Красильщик же, заприметив при свете луны какого-то человека возле двери своего дома, выплеснул на него из окна ведро холодной воды и закричал: «Держи вора!», — так что горбуну не оставалось ничего иного, как пуститься в бегство. Но с перепугу он весьма неловко перепрыгнул через цепь, протянутую в конце улицы, и свалился в смрадную канаву, каковую градоправители наши не удосужились еще в ту пору заменить желобом для стока нечистот в Луару. От нечаянного купания механик наш чуть было тут же не испустил дух и проклинал в душе своей Ташеретту, как обитатели Тура любезно называли прелестную жену красильщика, имя коего было Ташеро.
Карандас, механик, изготовлявший разные приспособления, годные для того, чтобы ткать, прясть, наматывать и свертывать шелка, далеко не был простаком: он не поверил в невиновность красильщицы и поклялся прежестоко ей отомстить. Однако ж несколько дней спустя, оправившись от своего купания в грязных, многоцветных водах, что стекают из красильных мастерских, зашел он к своему куму поужинать. Тут красильщица так искусно его заговорила, сумела вложить в иные слова свои столько меду, обольстила горбуна столь заманчивыми обещаниями, что подозрения его рассеялись. И вновь стал он молить ее о свидании, а прекрасная Ташеретта, посмотрев на своего воздыхателя так, словно она сама только о том и помышляет, сказала:
— Приходите завтра ввечеру, муж мой уедет на три дня в Шенонсо. Королева пожелала отдать в краску старые ткани и будет держать с ним совет, в какие цвета их окрасить; времени на то уйдет немало...

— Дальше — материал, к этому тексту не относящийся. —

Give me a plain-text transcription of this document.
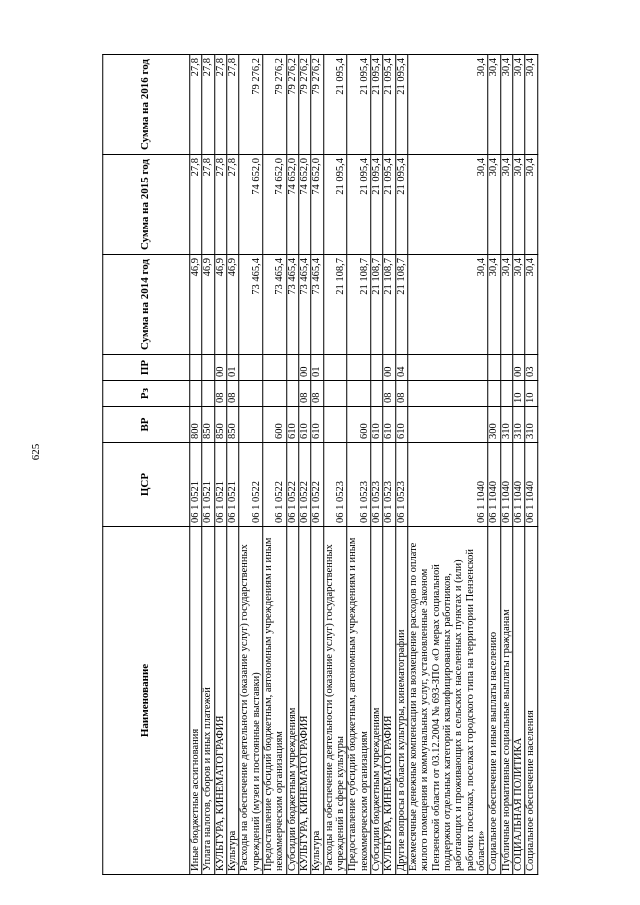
625
Наименование	ЦСР	ВР	Рз	ПР	Сумма на 2014 год	Сумма на 2015 год	Сумма на 2016 год
Иные бюджетные ассигнования	06 1 0521	800			46,9	27,8	27,8
Уплата налогов, сборов и иных платежей	06 1 0521	850			46,9	27,8	27,8
КУЛЬТУРА, КИНЕМАТОГРАФИЯ	06 1 0521	850	08	00	46,9	27,8	27,8
Культура	06 1 0521	850	08	01	46,9	27,8	27,8
Расходы на обеспечение деятельности (оказание услуг) государственных учреждений (музеи и постоянные выставки)	06 1 0522				73 465,4	74 652,0	79 276,2
Предоставление субсидий бюджетным, автономным учреждениям и иным некоммерческим организациям	06 1 0522	600			73 465,4	74 652,0	79 276,2
Субсидии бюджетным учреждениям	06 1 0522	610			73 465,4	74 652,0	79 276,2
КУЛЬТУРА, КИНЕМАТОГРАФИЯ	06 1 0522	610	08	00	73 465,4	74 652,0	79 276,2
Культура	06 1 0522	610	08	01	73 465,4	74 652,0	79 276,2
Расходы на обеспечение деятельности (оказание услуг) государственных учреждений в сфере культуры	06 1 0523				21 108,7	21 095,4	21 095,4
Предоставление субсидий бюджетным, автономным учреждениям и иным некоммерческим организациям	06 1 0523	600			21 108,7	21 095,4	21 095,4
Субсидии бюджетным учреждениям	06 1 0523	610			21 108,7	21 095,4	21 095,4
КУЛЬТУРА, КИНЕМАТОГРАФИЯ	06 1 0523	610	08	00	21 108,7	21 095,4	21 095,4
Другие вопросы в области культуры, кинематографии	06 1 0523	610	08	04	21 108,7	21 095,4	21 095,4
Ежемесячные денежные компенсации на возмещение расходов по оплате жилого помещения и коммунальных услуг, установленные Законом Пензенской области от 03.12.2004 № 693-ЗПО «О мерах социальной поддержки отдельных категорий квалифицированных работников, работающих и проживающих в сельских населенных пунктах и (или) рабочих поселках, поселках городского типа на территории Пензенской области»	06 1 1040				30,4	30,4	30,4
Социальное обеспечение и иные выплаты населению	06 1 1040	300			30,4	30,4	30,4
Публичные нормативные социальные выплаты гражданам	06 1 1040	310			30,4	30,4	30,4
СОЦИАЛЬНАЯ ПОЛИТИКА	06 1 1040	310	10	00	30,4	30,4	30,4
Социальное обеспечение населения	06 1 1040	310	10	03	30,4	30,4	30,4
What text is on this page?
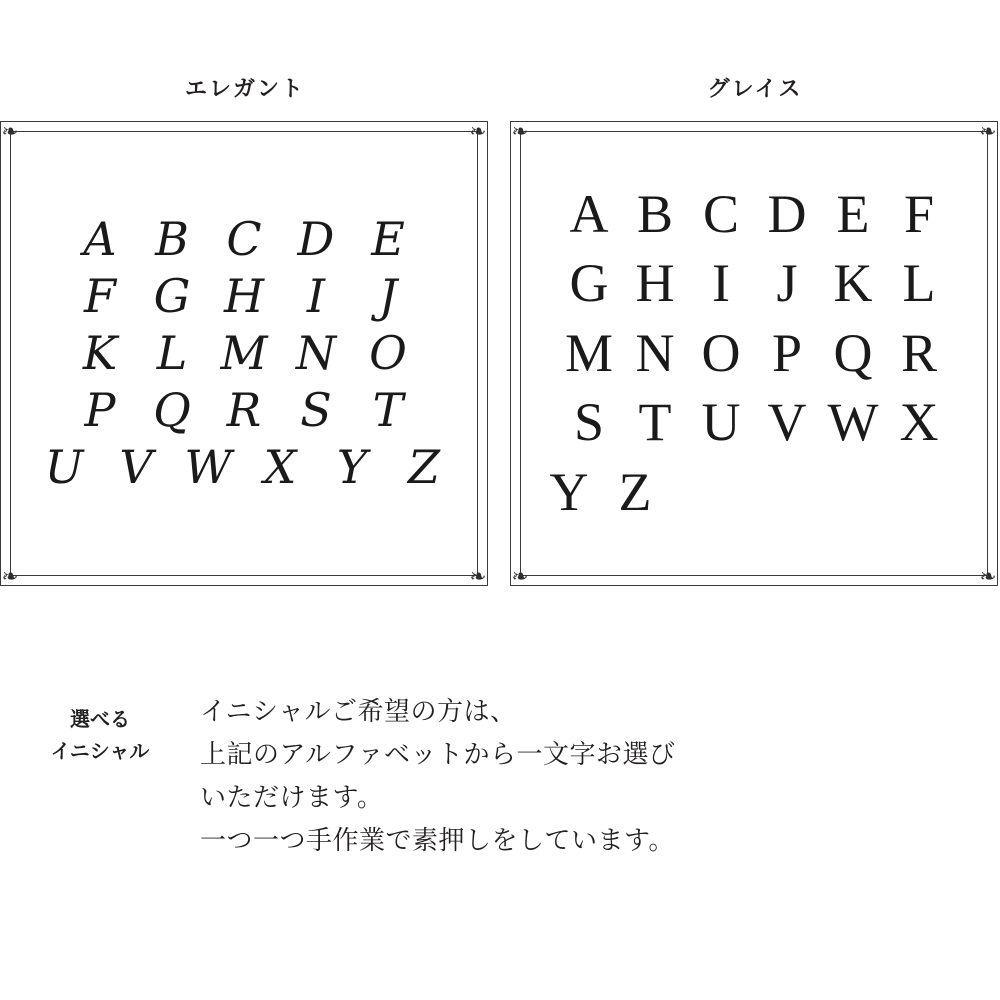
エレガント
❧	❧
❧	❧
A B C D E
F G H I	J
K L M N O
P Q R S T
U V W X Y Z
グレイス
❧	❧
❧	❧
A B C D E F
G H I J K L
M N O P Q R
S T U V W X
Y Z
選べる
イニシャル

イニシャルご希望の方は、

上記のアルファベットから一文字お選び

いただけます。

一つ一つ手作業で素押しをしています。
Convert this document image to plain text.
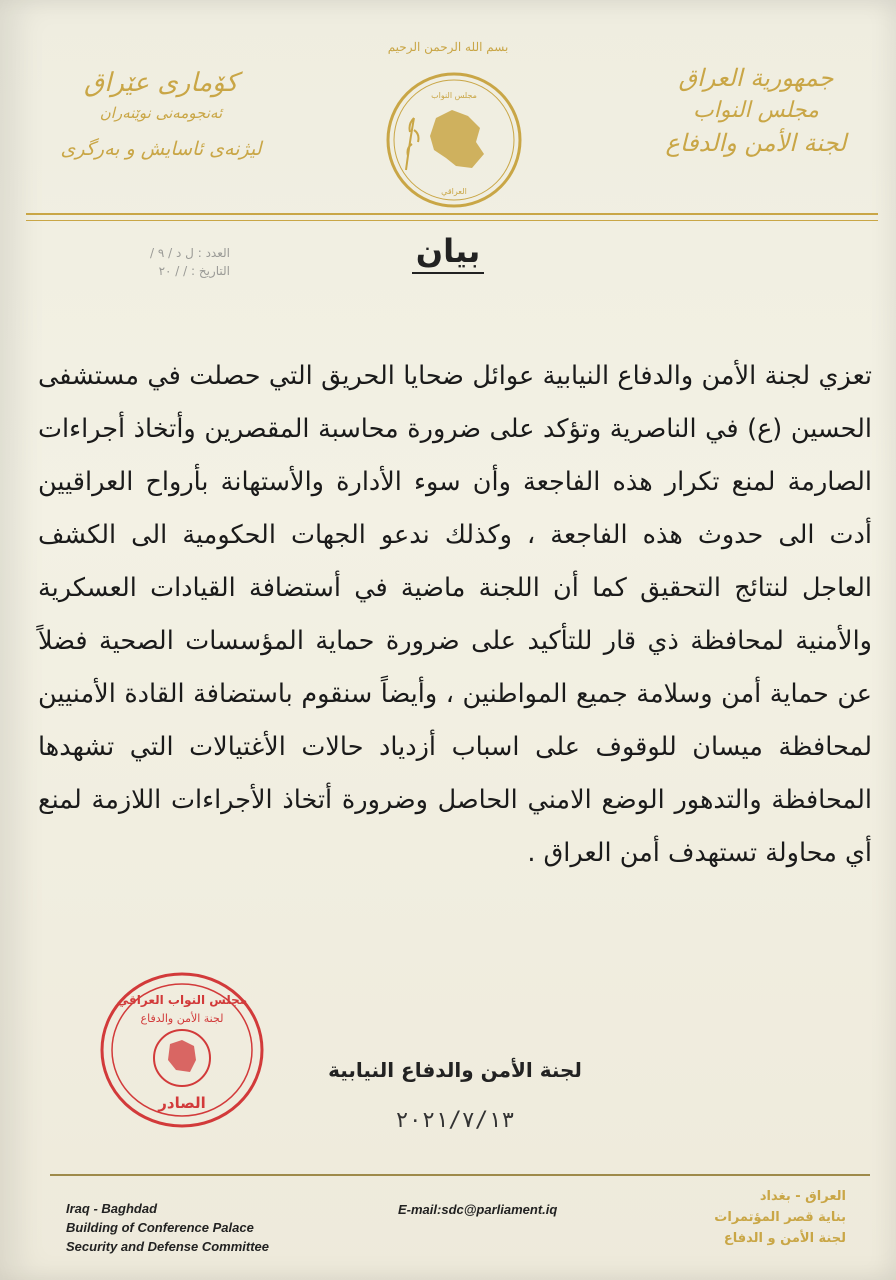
بسم الله الرحمن الرحيم
جمهورية العراق
مجلس النواب
لجنة الأمن والدفاع
كۆماری عێراق
ئەنجومەنی نوێنەران
لیژنەی ئاسایش و بەرگری
مجلس النواب
العراقي
العدد : ل د / ٩ /
التاريخ : / / ٢٠
بيان
تعزي لجنة الأمن والدفاع النيابية عوائل ضحايا الحريق التي حصلت في مستشفى الحسين (ع) في الناصرية وتؤكد على ضرورة محاسبة المقصرين وأتخاذ أجراءات الصارمة لمنع تكرار هذه الفاجعة وأن سوء الأدارة والأستهانة بأرواح العراقيين أدت الى حدوث هذه الفاجعة ، وكذلك ندعو الجهات الحكومية الى الكشف العاجل لنتائج التحقيق كما أن اللجنة ماضية في أستضافة القيادات العسكرية والأمنية لمحافظة ذي قار للتأكيد على ضرورة حماية المؤسسات الصحية فضلاً عن حماية أمن وسلامة جميع المواطنين ، وأيضاً سنقوم باستضافة القادة الأمنيين لمحافظة ميسان للوقوف على اسباب أزدياد حالات الأغتيالات التي تشهدها المحافظة والتدهور الوضع الامني الحاصل وضرورة أتخاذ الأجراءات اللازمة لمنع أي محاولة تستهدف أمن العراق .
مجلس النواب العراقي
لجنة الأمن والدفاع
الصادر
لجنة الأمن والدفاع النيابية
٢٠٢١/٧/١٣
Iraq - Baghdad
Building of Conference Palace
Security and Defense Committee
E-mail:sdc@parliament.iq
العراق - بغداد
بناية قصر المؤتمرات
لجنة الأمن و الدفاع
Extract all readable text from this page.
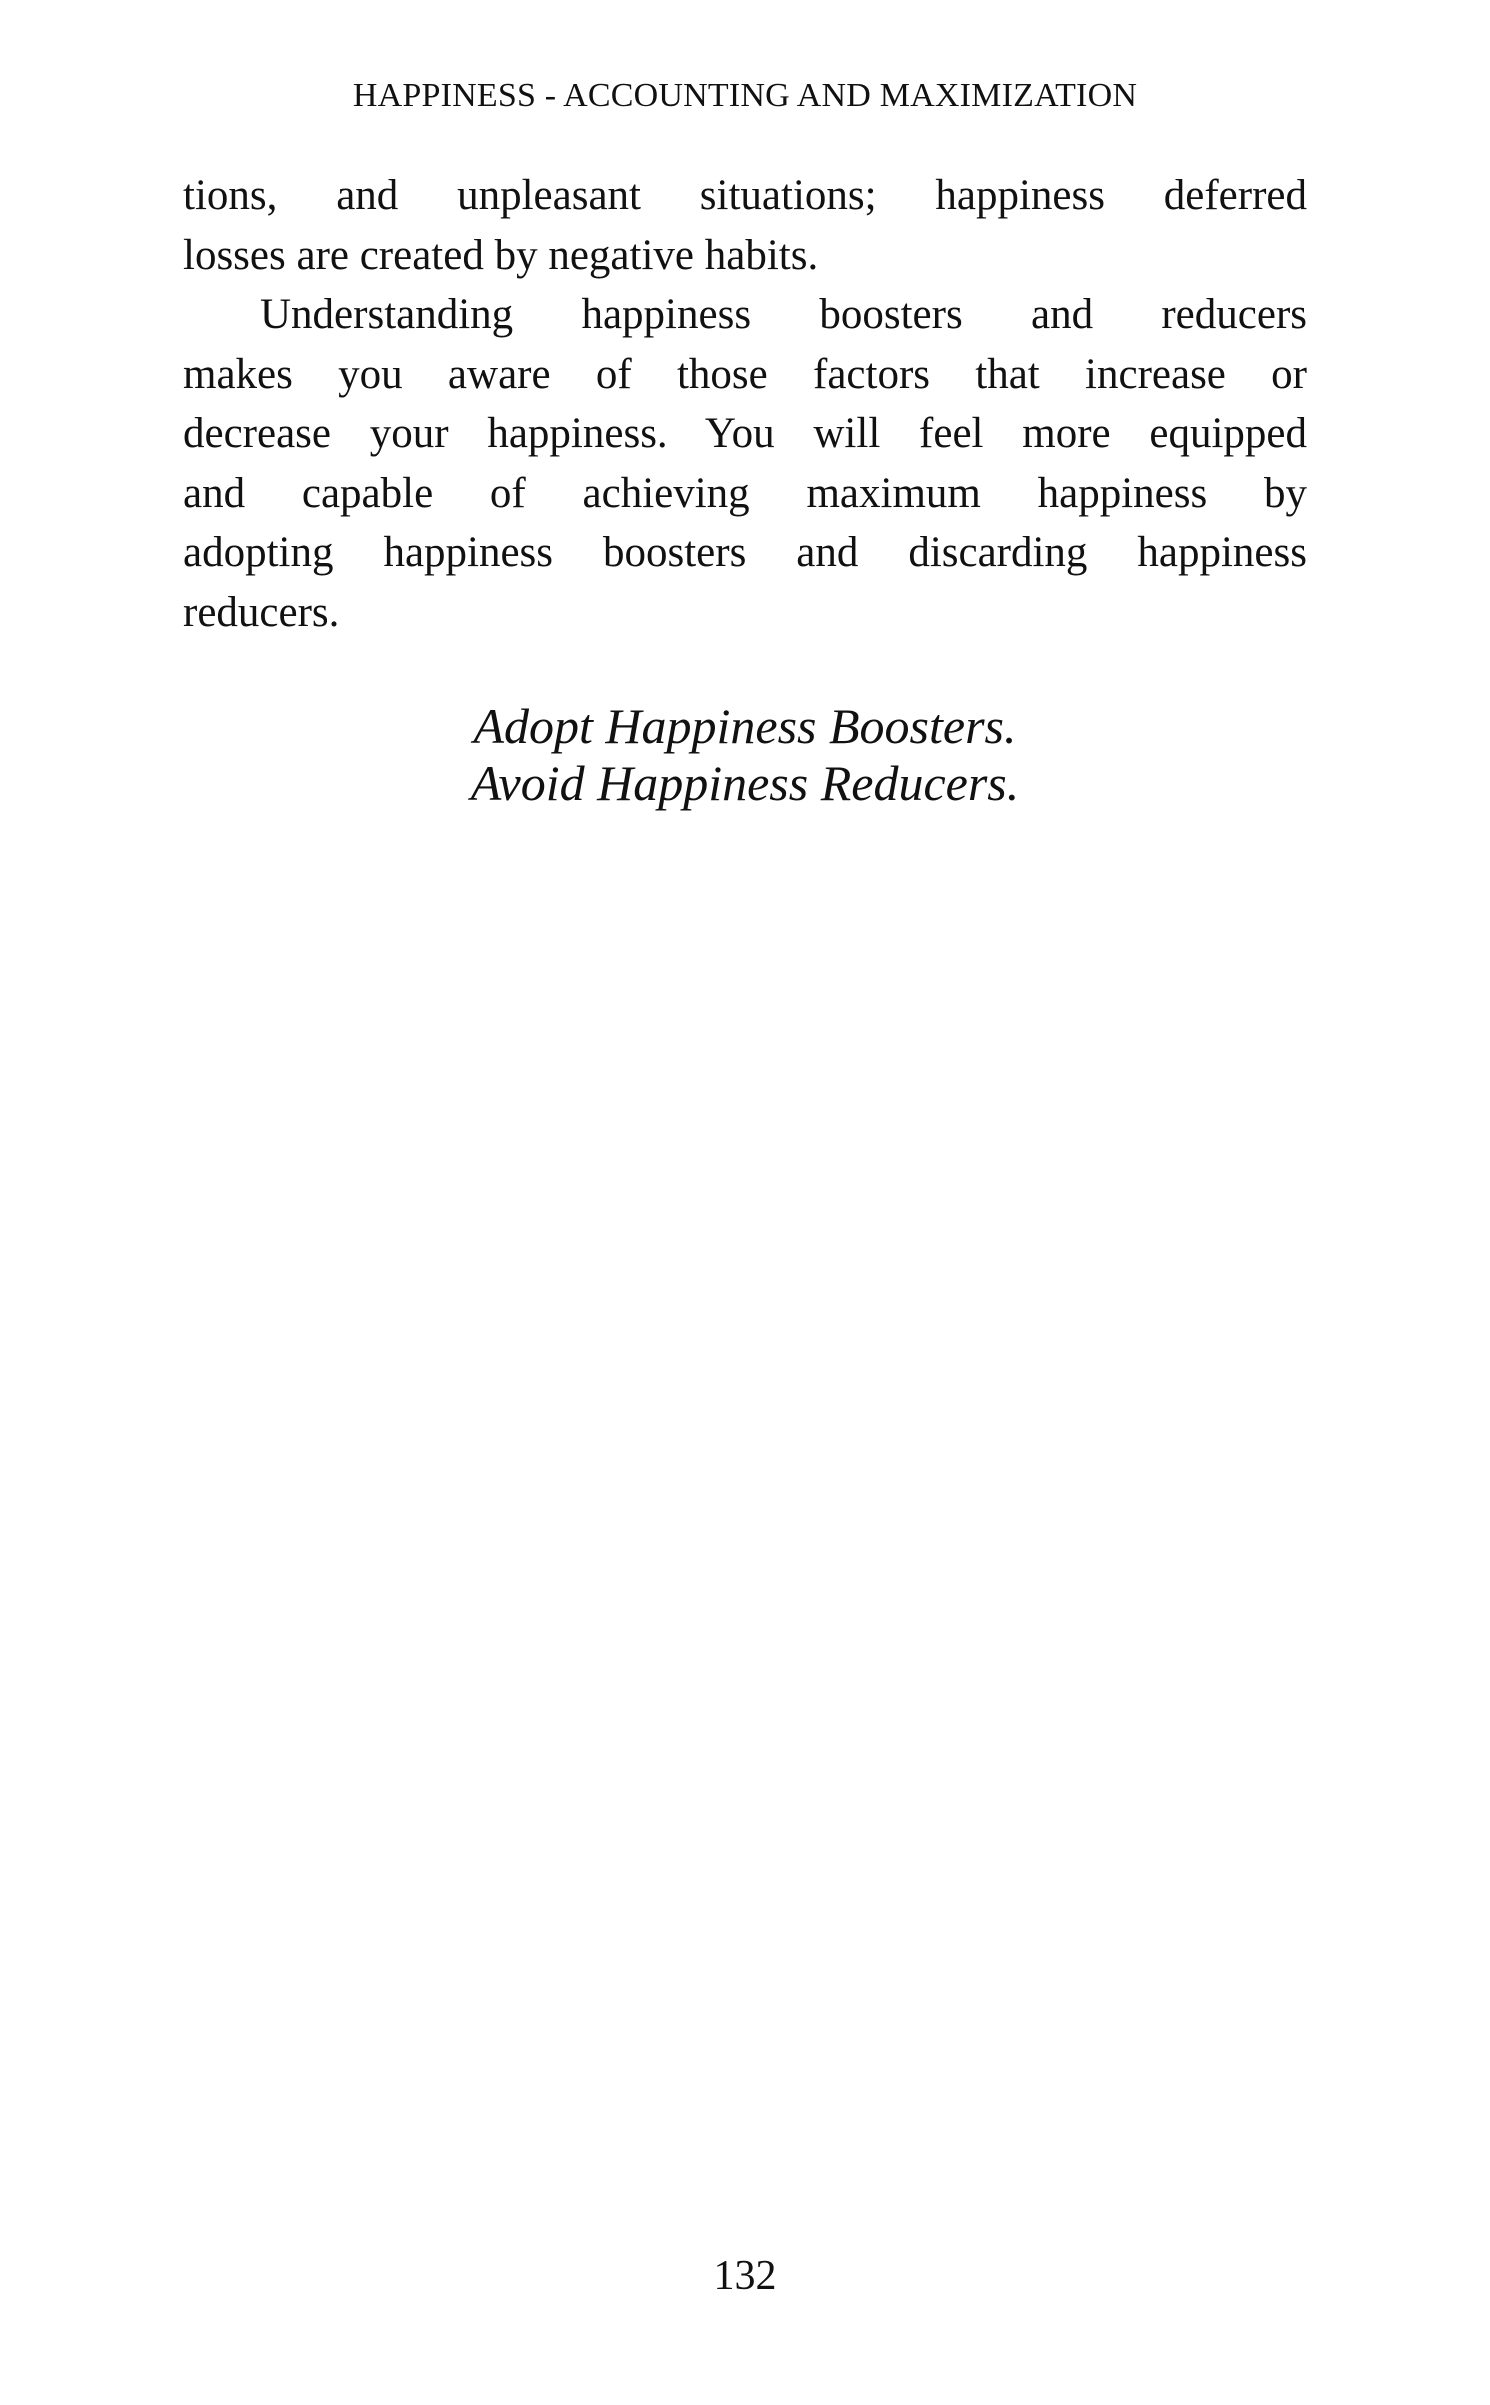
HAPPINESS - ACCOUNTING AND MAXIMIZATION
tions, and unpleasant situations; happiness deferred
losses are created by negative habits.
Understanding happiness boosters and reducers
makes you aware of those factors that increase or
decrease your happiness. You will feel more equipped
and capable of achieving maximum happiness by
adopting happiness boosters and discarding happiness
reducers.
Adopt Happiness Boosters.
Avoid Happiness Reducers.
132
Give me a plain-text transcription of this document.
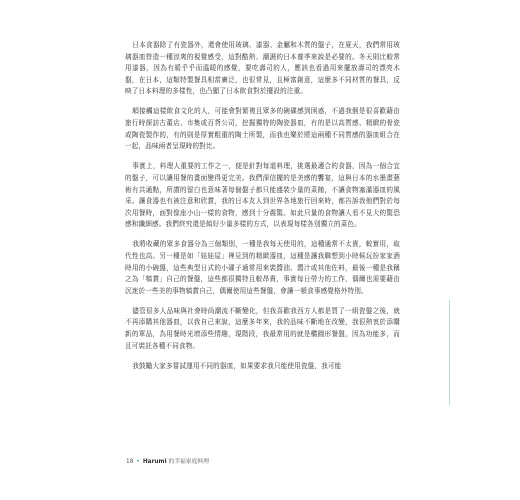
日本食器除了有瓷器外，還會使用玻璃、漆器、金屬和木質的盤子，在夏天，我們常用玻璃器皿營造一種涼爽的視覺感受，這對酷熱、潮濕的日本養季來說是必要的。冬天則比較常用漆器，因為有暖乎乎而溫暖的感覺，要吃壽司的人，應該也看過用來擺放壽司的漂亮木盤，在日本，這類特製餐具相當廣泛，也很常見，且極富創意，這麼多不同材質的餐具，反映了日本料理的多樣性，也凸顯了日本飲食對於擺設的注重。

順接觸這樣飲食文化的人，可能會對繁複且眾多的碗碟感到困惑，不過我倒是很喜歡藉由旅行時探訪古董店、市集或百貨公司，挖掘獨特的陶瓷器皿，有的是以高質感、精緻的骨瓷或陶瓷製作的，有的則是厚實粗重的陶土所製，而我也樂於將這兩種不同質感的器皿組合在一起，品味兩者呈現時的對比。

事實上，料理人重要的工作之一，便是針對每道料理，挑選最適合的食器，因為一個合宜的盤子，可以讓用餐的畫面變得更完美。我們深信擺的是美感的饗宴，這與日本的水墨畫藝術有共通點，所謂的留白也意味著每個盤子都只能盛裝少量的菜餚，不讓食物塞滿器皿的風采。讓食器也有被注意和欣賞，我的日本友人到世界各地旅行回來時，都告訴我他們對於每次用餐時，面對像座小山一樣的食物，感到十分震驚。如此只量的食物讓人看不見大的驚恐感和纖細感。我們終究還是傾好少量多樣的方式，以表現每樣各別獨立的菜色。

我將收藏的眾多食器分為三個類別，一種是我每天使用的，這種通常不太貴，較實用，取代性也高。另一種是如「娃娃屋」裡見到的精緻器皿，這種是讓我聯想到小時候玩扮家家酒時用的小碗盤，這些典型日式的小碟子通常用來裝醬油、醬汁或其他佐料，最後一種是我稱之為「犒賞」自己的餐盤，這些都很獨特且較昂貴，事實每日勞力的工作，偶爾也需要藉由沉迷於一些美的事物犒賞自己，偶爾使用這些餐盤，會讓一頓食事感覺格外特別。

儘管很多人品味與社會時尚潮流不斷變化，但我喜歡我西方人都是買了一組瓷盤之後，就不再添購其他器皿，以我自己來說，這麼多年來，我的品味不斷地在改變，我很熱衷於添購新的單品，為用餐時光增添些情趣，現階段，我最常用的就是橢圓形餐盤，因為功能多，而且可裝託各種不同食物。

我鼓勵大家多嘗試運用不同的器皿，如果要求我只能使用瓷盤，我可能

18 • Harumi 的幸福家庭料理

Карандас облекся в самый лучший свой наряд и, нимало не мешкая, явился к назначенному часу в дом красильщика, где ожидал его славный ужин. На столе, накрытом белоснежной скатертью, — уж кого-кого, а нашу Ташеретту нечего было учить, как стирать и крахмалить! — красовались миноги, вино из Вувре и прочие заманчивые яства; словом, все было так заботливо подготовлено, что горбун с умилением взирал на блестящие оловянные тарелки, вдыхал запахи вкусных кушаний, а пуще всего любовался, как по комнате бегает и хлопочет милая Ташеретта — ловкая, нарядная, аппетитная, словно наливное яблочко в жаркий день! И вот, распалясь в предвкушении близких утех, горбун уже вознамерился было приступом завладеть красильщицей, как вдруг в дверь с улицы послышался громкий, хозяйский стук.